Il regime forfettario è precluso a chi partecipa, contemporaneamente all’esercizio dell’attività, a società di persone, associazioni professionali o imprese familiari. Questa incompatibilità è definita assoluta e nasce dalla volontà del legislatore di evitare che redditi della stessa natura siano assoggettati a regimi di tassazione diversi.
Secondo i chiarimenti dell’Agenzia delle Entrate (Circolare n. 9/E/2019), affinché la causa ostativa non operi, il contribuente deve provvedere a rimuoverla preventivamente nell’anno precedente a quello di applicazione del regime.
Esempio pratico: Un socio di una Snc che desidera passare al forfettario dal 1° gennaio deve cedere le proprie quote entro il 31 dicembre dell’anno prima.

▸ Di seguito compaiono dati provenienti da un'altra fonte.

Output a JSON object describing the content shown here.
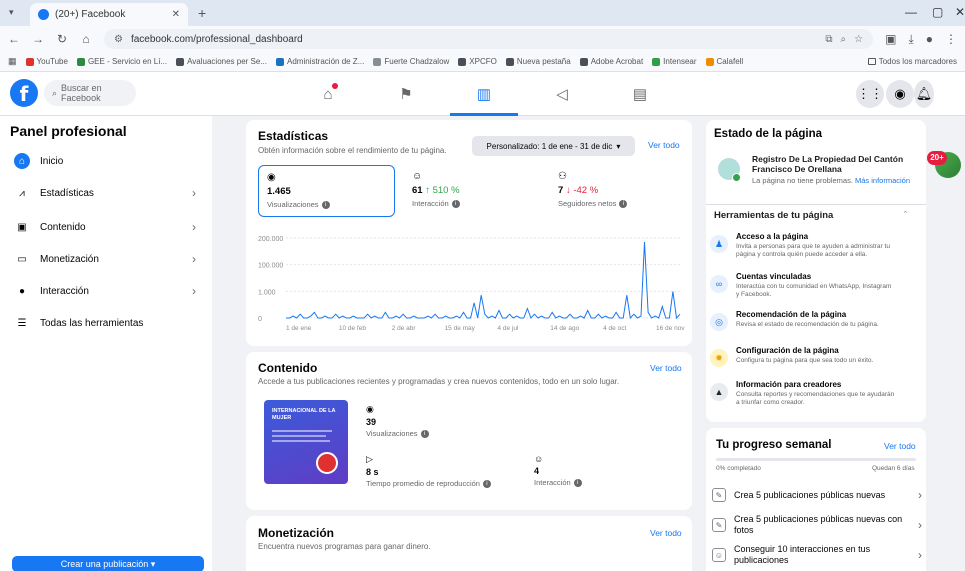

Non è possibile chiudere una partecipazione e aprire una partita IVA forfetaria nello stesso anno solare, poiché le due situazioni risulterebbero comunque incompatibili nel medesimo periodo d’imposta.
Esistono tuttavia delle situazioni specifiche da monitorare:
- Eredità: Se un soggetto già in regime forfetario riceve delle partecipazioni per successione, l’Agenzia consente di non decadere dal regime a patto che le quote vengano cedute entro la fine dell’anno in cui sono state ricevute.
- Società Semplici: La partecipazione in una società semplice non costituisce causa ostativa, a condizione che la società non produca reddito di lavoro autonomo o d’impresa (circostanza probabile dato che la società semplice non può esercitare attività commerciale).
- SRL Trasparente: Per le partecipazioni in SRL che hanno optato per la trasparenza fiscale, si applicano le medesime regole previste per le società a responsabilità limitata (le analizzeremo nella prossima puntata).